Veteran health sciences researcher and translational research innovator Erin Rothwell will be the University of Utah’s new vice president for research.
University of Utah President Taylor Randall announced Rothwell’s appointment this week at the Board of Trustees meeting.
“Dr. Rothwell has a proven record of fostering an atmosphere of creativity and discovery that advances knowledge with integrity,” said Randall. “Her support for campus-wide research operations, deep understanding of national research funding infrastructure and processes, and commitment to building the U’s academic and research enterprise will serve the university well as we continue to strive toward becoming a top 10 public institution.”
Rothwell will start her new working role immediately. She has been serving as interim vice president for research since January 2022.
“I am honored to have this opportunity to help lead the university forward in thoughtful and creative ways,” Rothwell said. “With our roadmap to enhance the student pipeline from undergraduate to post-doctoral opportunities; improve engagement with state and federal partners; strengthen infrastructure and efficiencies; and incorporate equity, diversity and inclusion through the research enterprise with competitive research funding and recruiting talented research faculty, we will live up to our institution’s promise to transform the community and society around us.”
Rothwell received her bachelor’s degree in recreation therapy and master’s degree in park and recreation management from the University of South Alabama. Rothwell first joined the U in 2004 as a doctoral student, completing her postdoctoral work at the College of Nursing, while studying clinical trials and public health. In 2010, Rothwell received a competitive fellowship at the Medical College of Wisconsin, where she studied bioethics. In 2018, Rothwell was hired as associate vice president for research integrity and compliance, overseeing 10 compliance offices on campus.
In 2021, Rothwell became the associate vice president for research (AVPR) to help lead the U’s grant support pipeline, research education expansion, and environmental health and safety offices. In that time, the university’s research portfolio has grown substantially each year and reached a record high of over $600 million in research funding and 2,400 grants in FY21. In addition to research growth, the U was invited into the Association of American Universities, a prestigious group that limits memberships to institutes at the forefront of scientific discovery.

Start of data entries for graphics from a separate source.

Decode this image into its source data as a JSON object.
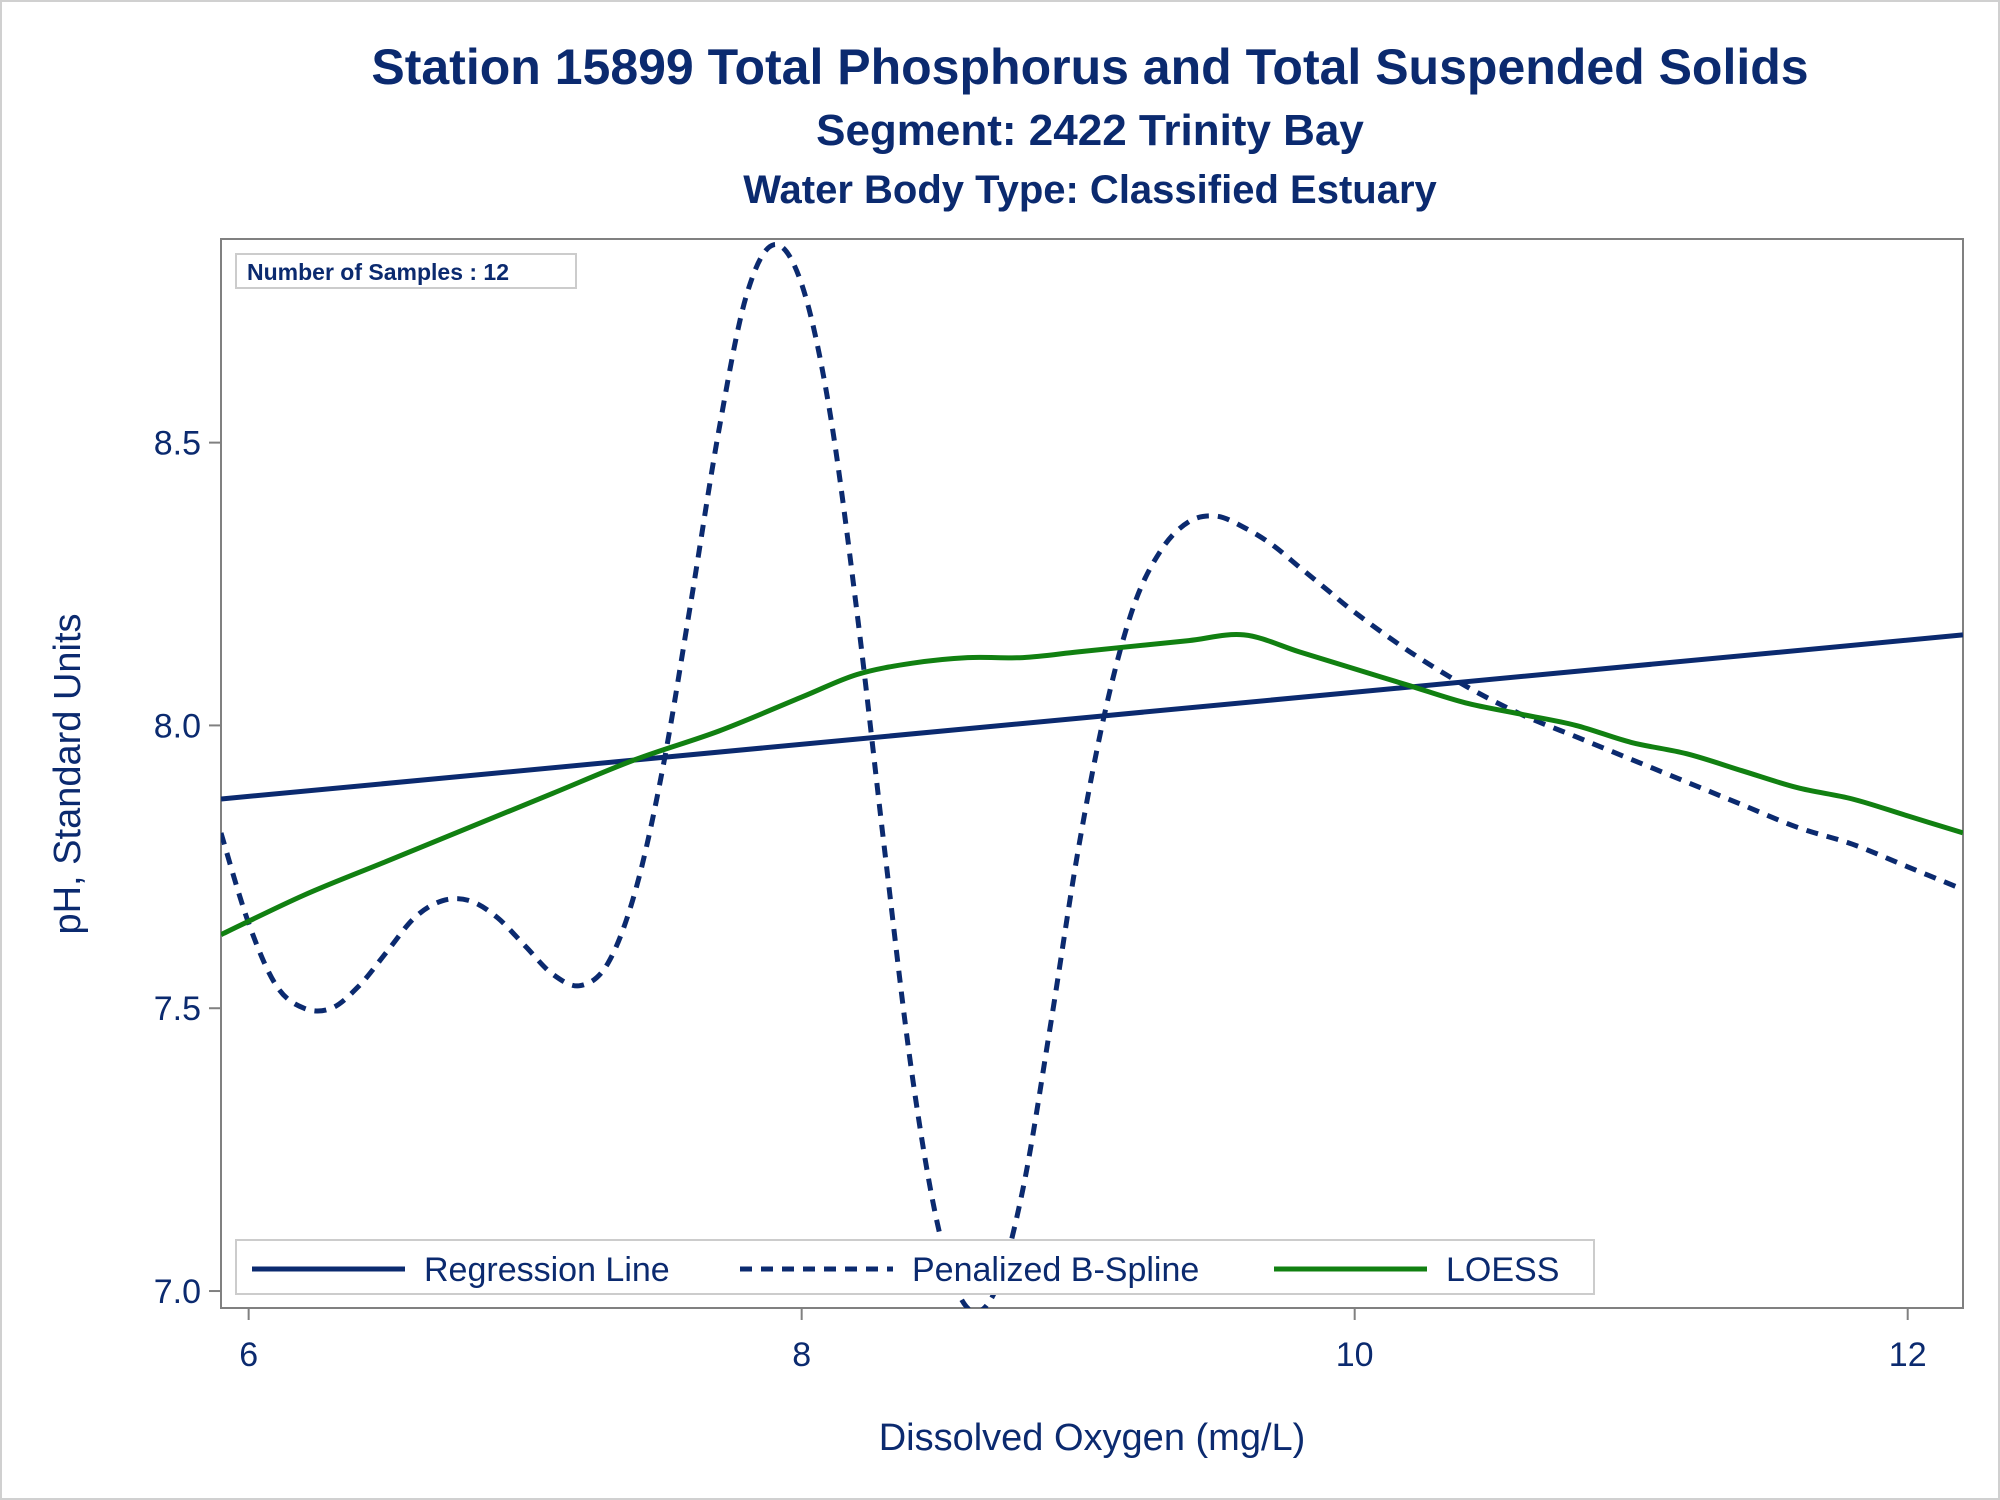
{
  "chart_data": {
    "type": "line",
    "title": "Station 15899  Total Phosphorus and Total Suspended Solids",
    "subtitle": "Segment: 2422  Trinity Bay",
    "subtitle2": "Water Body Type: Classified Estuary",
    "xlabel": "Dissolved Oxygen (mg/L)",
    "ylabel": "pH, Standard Units",
    "xlim": [
      5.9,
      12.2
    ],
    "ylim": [
      6.97,
      8.86
    ],
    "xticks": [
      6,
      8,
      10,
      12
    ],
    "yticks": [
      7.0,
      7.5,
      8.0,
      8.5
    ],
    "ytick_labels": [
      "7.0",
      "7.5",
      "8.0",
      "8.5"
    ],
    "annotation": "Number of Samples : 12",
    "legend_position": "bottom-inside",
    "grid": false,
    "series": [
      {
        "name": "Regression Line",
        "style": "solid",
        "color": "#0b2a6f",
        "x": [
          5.9,
          12.2
        ],
        "y": [
          7.87,
          8.16
        ]
      },
      {
        "name": "Penalized B-Spline",
        "style": "dashed",
        "color": "#0b2a6f",
        "x": [
          5.9,
          6.0,
          6.1,
          6.2,
          6.3,
          6.4,
          6.5,
          6.6,
          6.7,
          6.8,
          6.9,
          7.0,
          7.1,
          7.2,
          7.3,
          7.4,
          7.5,
          7.6,
          7.7,
          7.8,
          7.9,
          8.0,
          8.1,
          8.2,
          8.3,
          8.4,
          8.5,
          8.6,
          8.7,
          8.8,
          8.9,
          9.0,
          9.1,
          9.2,
          9.3,
          9.4,
          9.5,
          9.6,
          9.7,
          9.8,
          9.9,
          10.0,
          10.2,
          10.4,
          10.6,
          10.8,
          11.0,
          11.2,
          11.4,
          11.6,
          11.8,
          12.0,
          12.2
        ],
        "y": [
          7.81,
          7.65,
          7.54,
          7.5,
          7.5,
          7.54,
          7.6,
          7.66,
          7.69,
          7.69,
          7.66,
          7.61,
          7.56,
          7.54,
          7.58,
          7.71,
          7.93,
          8.22,
          8.52,
          8.76,
          8.85,
          8.78,
          8.56,
          8.2,
          7.78,
          7.38,
          7.1,
          6.97,
          7.0,
          7.18,
          7.47,
          7.78,
          8.03,
          8.21,
          8.31,
          8.36,
          8.37,
          8.35,
          8.32,
          8.28,
          8.24,
          8.2,
          8.13,
          8.07,
          8.02,
          7.98,
          7.94,
          7.9,
          7.86,
          7.82,
          7.79,
          7.75,
          7.71
        ]
      },
      {
        "name": "LOESS",
        "style": "solid",
        "color": "#118011",
        "x": [
          5.9,
          6.2,
          6.5,
          6.8,
          7.1,
          7.4,
          7.7,
          8.0,
          8.2,
          8.4,
          8.6,
          8.8,
          9.0,
          9.2,
          9.4,
          9.6,
          9.8,
          10.0,
          10.2,
          10.4,
          10.6,
          10.8,
          11.0,
          11.2,
          11.4,
          11.6,
          11.8,
          12.0,
          12.2
        ],
        "y": [
          7.63,
          7.7,
          7.76,
          7.82,
          7.88,
          7.94,
          7.99,
          8.05,
          8.09,
          8.11,
          8.12,
          8.12,
          8.13,
          8.14,
          8.15,
          8.16,
          8.13,
          8.1,
          8.07,
          8.04,
          8.02,
          8.0,
          7.97,
          7.95,
          7.92,
          7.89,
          7.87,
          7.84,
          7.81
        ]
      }
    ]
  },
  "colors": {
    "text": "#0b2a6f",
    "axis": "#808080",
    "legend_border": "#cccccc",
    "frame": "#d0d0d0"
  }
}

Over the past year, Rothwell has drafted a five-year strategic plan with the input of nearly 300 faculty members. She has implemented two new research hubs—the One U Data Science Hub and the One U Energy Hub—to bridge the university’s main campus and health sciences campuses and increase collaborative projects across the university. The Office of the Vice President for Research will launch three to four new hubs in the next year.
This past January, Rothwell also created a new unit for Large Infrastructure Research Teams (LIFT) to boost the university’s success rate for large center grant proposals. Finally, as interim vice president for research, Rothwell has overseen accreditation efforts, streamlined research IT infrastructure, developed the Innovative Finance for Translational Research Program and created the One U Research Council.
Rothwell’s research focus is on the ethical, social and legal implications of genetic and technological advancements on individuals and families, specifically within newborn screening, prenatal testing and biobanking. She is the contact principal investigator for the NIH Utah Center in Excellence for Ethical, Legal, and Social Implications (ELSI) for Research in Genetics (1RM1HG009037), and principal investigator on an R01 titled: Comparing Game Facilitated Interactivity to Genetic Counseling for Prenatal Screening Education (R01 HG011921). Rothwell also has extensive expertise in informed consent and research ethics. She has published a new qualitative methodology for focus groups called “Deliberative Discussion Focus Groups,” which is based on over 70 focus groups and 500 participants across five NIH grants.